Quantitative evaluation of impact cracks near the borehole based on 2D image analysis and fractal theory

Abstract

Impact cracks near the borehole are beneficial to geothermal energy development in many aspects, such as hydraulic fracturing, perforation and so on. However, the quantitative evaluation of the impact cracks near the borehole has not been studied. In the present paper, the fractal dimension of the impact crack has been calculated by the box-counting method to capture the complexity and irregularity of the impact crack pattern. The results show that the impact crack has fractal characteristics, which proves that it is feasible to use the fractal dimension method to quantitatively evaluate the impact cracks. The fractal dimension of the impact cracks is between 1.27 and 1.64. Moreover, the variation of fractal dimension with the increase of the dimensionless distance shows a remarkable regionalization.
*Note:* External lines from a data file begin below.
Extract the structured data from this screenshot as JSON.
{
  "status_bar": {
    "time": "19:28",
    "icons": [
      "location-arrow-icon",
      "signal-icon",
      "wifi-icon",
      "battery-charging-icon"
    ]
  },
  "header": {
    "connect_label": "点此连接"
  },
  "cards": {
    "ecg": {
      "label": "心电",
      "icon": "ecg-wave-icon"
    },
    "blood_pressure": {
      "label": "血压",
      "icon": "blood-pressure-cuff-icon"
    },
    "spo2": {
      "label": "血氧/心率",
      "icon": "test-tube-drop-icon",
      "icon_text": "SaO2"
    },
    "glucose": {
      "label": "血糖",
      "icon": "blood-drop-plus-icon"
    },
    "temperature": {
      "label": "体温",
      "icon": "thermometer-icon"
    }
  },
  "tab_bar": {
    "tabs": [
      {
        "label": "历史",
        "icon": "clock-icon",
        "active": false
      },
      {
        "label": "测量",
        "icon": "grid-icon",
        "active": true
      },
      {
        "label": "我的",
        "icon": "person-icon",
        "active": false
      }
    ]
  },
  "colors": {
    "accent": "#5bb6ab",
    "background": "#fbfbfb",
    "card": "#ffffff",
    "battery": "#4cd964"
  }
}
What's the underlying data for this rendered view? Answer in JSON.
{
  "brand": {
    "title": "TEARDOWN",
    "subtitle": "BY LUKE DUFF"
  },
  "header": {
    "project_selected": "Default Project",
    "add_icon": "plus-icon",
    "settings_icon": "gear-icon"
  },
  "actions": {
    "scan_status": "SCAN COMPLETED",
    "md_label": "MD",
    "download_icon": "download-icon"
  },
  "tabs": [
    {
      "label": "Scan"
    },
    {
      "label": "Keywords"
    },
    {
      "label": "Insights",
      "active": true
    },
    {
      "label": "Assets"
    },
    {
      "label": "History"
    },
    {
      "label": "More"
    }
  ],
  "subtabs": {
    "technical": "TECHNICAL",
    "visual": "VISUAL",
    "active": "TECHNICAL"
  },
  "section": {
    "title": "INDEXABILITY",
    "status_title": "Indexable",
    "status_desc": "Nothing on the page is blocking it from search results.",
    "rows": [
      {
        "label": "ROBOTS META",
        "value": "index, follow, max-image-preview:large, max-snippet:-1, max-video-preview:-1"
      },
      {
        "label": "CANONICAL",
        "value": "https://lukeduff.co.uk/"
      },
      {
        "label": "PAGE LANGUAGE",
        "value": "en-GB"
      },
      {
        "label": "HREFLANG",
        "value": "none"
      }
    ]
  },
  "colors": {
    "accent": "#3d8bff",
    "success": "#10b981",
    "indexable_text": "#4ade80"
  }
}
Simultaneously, the impact crack patterns are classified and divided into seven kinds according to their shape characteristics, and T-shaped, Y-shaped, and wave-shaped cracks are the main kinds of impact cracks. Finally, the surface crack porosity parameter is introduced to characterize the actual content of impact cracks, and the maximum surface crack porosity is 15.9%. Through the comprehensive evaluation of fractal dimension and surface crack porosity, it can be estimated that the influence of percussion drilling on rocks near the borehole ranges from about 1.5 times to 1.7 times the diameter of the borehole. The concept of fractal dimension provides a new perspective for a quantitative understanding of impact cracks, and the presented experimental results can be a useful reference for building numerical models.